Ask HN: Entrepreneurs, What Drives You?

12 points by SMAAART ↗ HN
Dear entrepreneurs, what drives you?

[Left it generic and open-ended on purpose]

14 comments

[ 4.0 ms ] story [ 45.7 ms ] thread
existential dread, dying without doing anything important
Adding diversity to revenue streams is the best strategy to overcome sudden life changes which is one of the drives overall.

The excitement from earning money you are directly responsible for is unmatched.

1. Purpose 2. Control: Ability to/Possibility of controlling the flow of events so that it results in a net positive effect 3. Creativity 4. Challenge 5. Adrenaline
Freedom - from politics, to do as I please (as long as I produce), and eventually financially

I answer only to clients (who I have equal power to fire) and sink or swim on my results alone

I’ve had a great career mostly because of the people I’ve worked with. I’d say a huge motivator getting to where I am now has been the chance to gather those people and work with them in a team again.
Freedom. Freedom to work when I want, if I want, on whatever I want, or not at all.
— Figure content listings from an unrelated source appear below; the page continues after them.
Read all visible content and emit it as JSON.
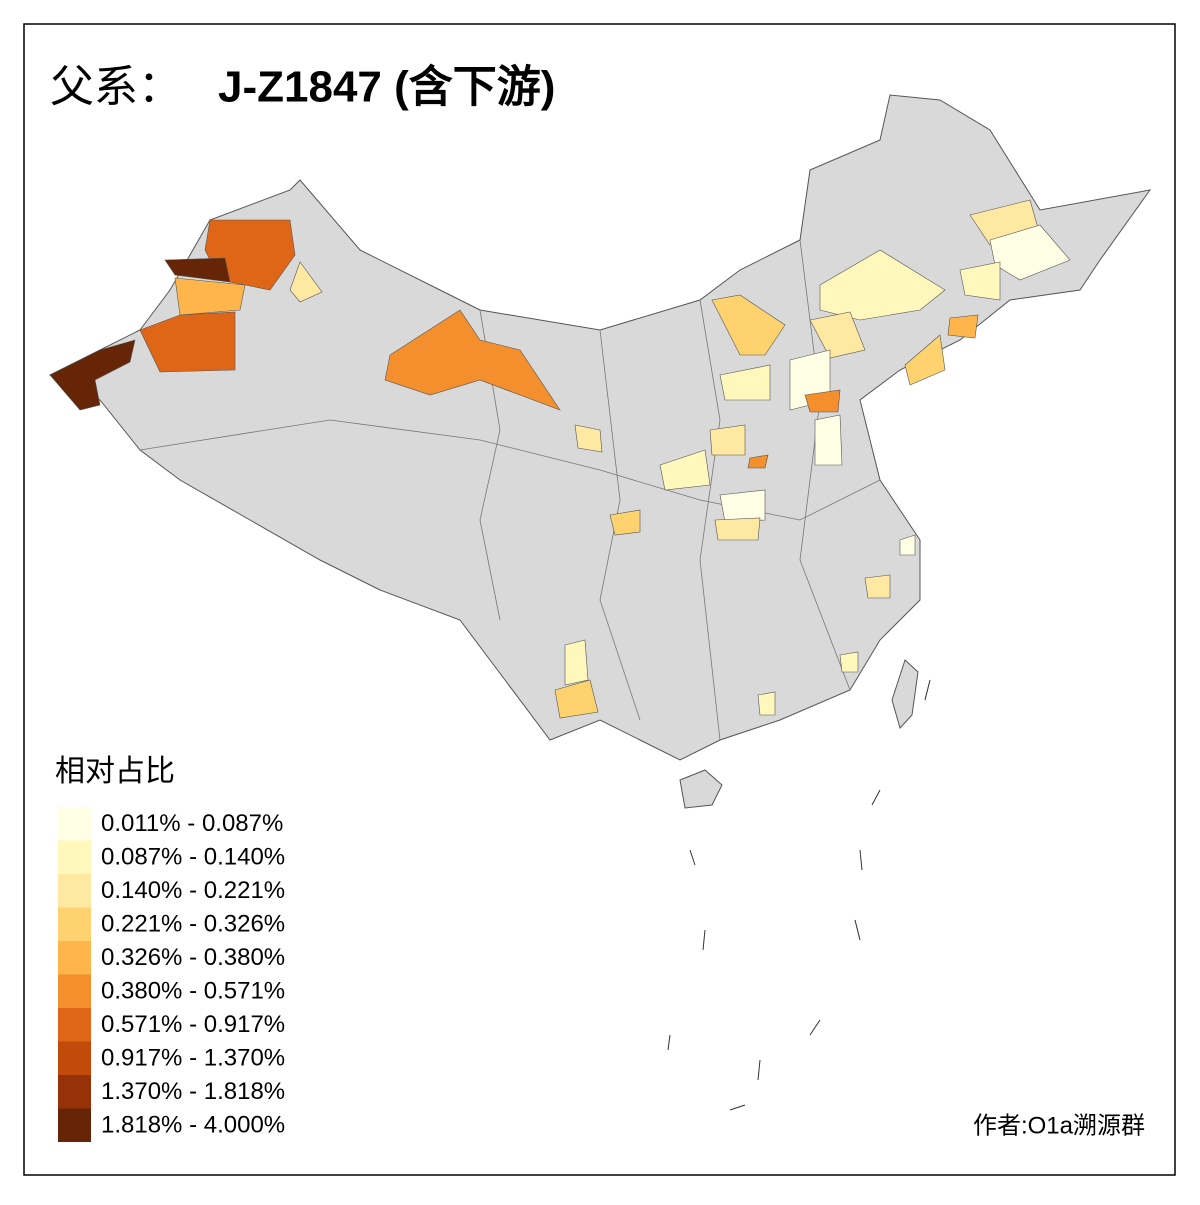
{
  "header": {
    "title_prefix": "父系：",
    "title_main": "J-Z1847 (含下游)"
  },
  "legend": {
    "title": "相对占比",
    "items": [
      {
        "label": "0.011% - 0.087%",
        "color": "#ffffe5"
      },
      {
        "label": "0.087% - 0.140%",
        "color": "#fff7bc"
      },
      {
        "label": "0.140% - 0.221%",
        "color": "#fee8a2"
      },
      {
        "label": "0.221% - 0.326%",
        "color": "#fed36f"
      },
      {
        "label": "0.326% - 0.380%",
        "color": "#feb54c"
      },
      {
        "label": "0.380% - 0.571%",
        "color": "#f38f2c"
      },
      {
        "label": "0.571% - 0.917%",
        "color": "#e06617"
      },
      {
        "label": "0.917% - 1.370%",
        "color": "#c24a0a"
      },
      {
        "label": "1.370% - 1.818%",
        "color": "#953207"
      },
      {
        "label": "1.818% - 4.000%",
        "color": "#662506"
      }
    ]
  },
  "credit": "作者:O1a溯源群"
}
Not dealing with people, offices or maintaining any kind of professional image.

Not sure what to call it, but a sort of liberation knowing I don’t rely on a company or external force to make my way through this life. A sort of stability and certainty I guess.

100% agree. Very much with the freedom part, but also on the dealing with people and offices.

I even founded a company where there's an office with actual humans sitting in chairs and clients needing meetings and so on... and I don't go there more than twice a week. I'm very fortunate in having a partner who enjoys dealing with all that.

The fear of being 100% tied to an external schedule both with my time as well on what should I do each day is what keeps me motivated to be an entrepreneur, even when I'm fully aware I'm missing on the crazy salaries and perks party boat we've been having lately in this industry.

Working according to weather patterns. I don't have to fake productivity according to a fixed schedule.
Sounds like you work outside sir.
I like learning, and entrepreneurship provides unlimited surface area for learning. The problem space is fuzzy, and complex, and building a successful business involves figuring out how all of these fuzzy things interact with and bump into each other.

I can jump in and out, and go as deep into any of the problem areas as I'm interested in going. Once I satisfy my itch, I can hand off the problem area to someone else and throw myself into a new learning opportunity.

As the company changes, solutions that worked previously need to be revisited and improved.

Unlimited. Learning.

I don't have to take any guff. Accelerated personal growth. And I can have a beer at lunch if I want to. Flexible work hours. Freedom to do what I want when I want within reason.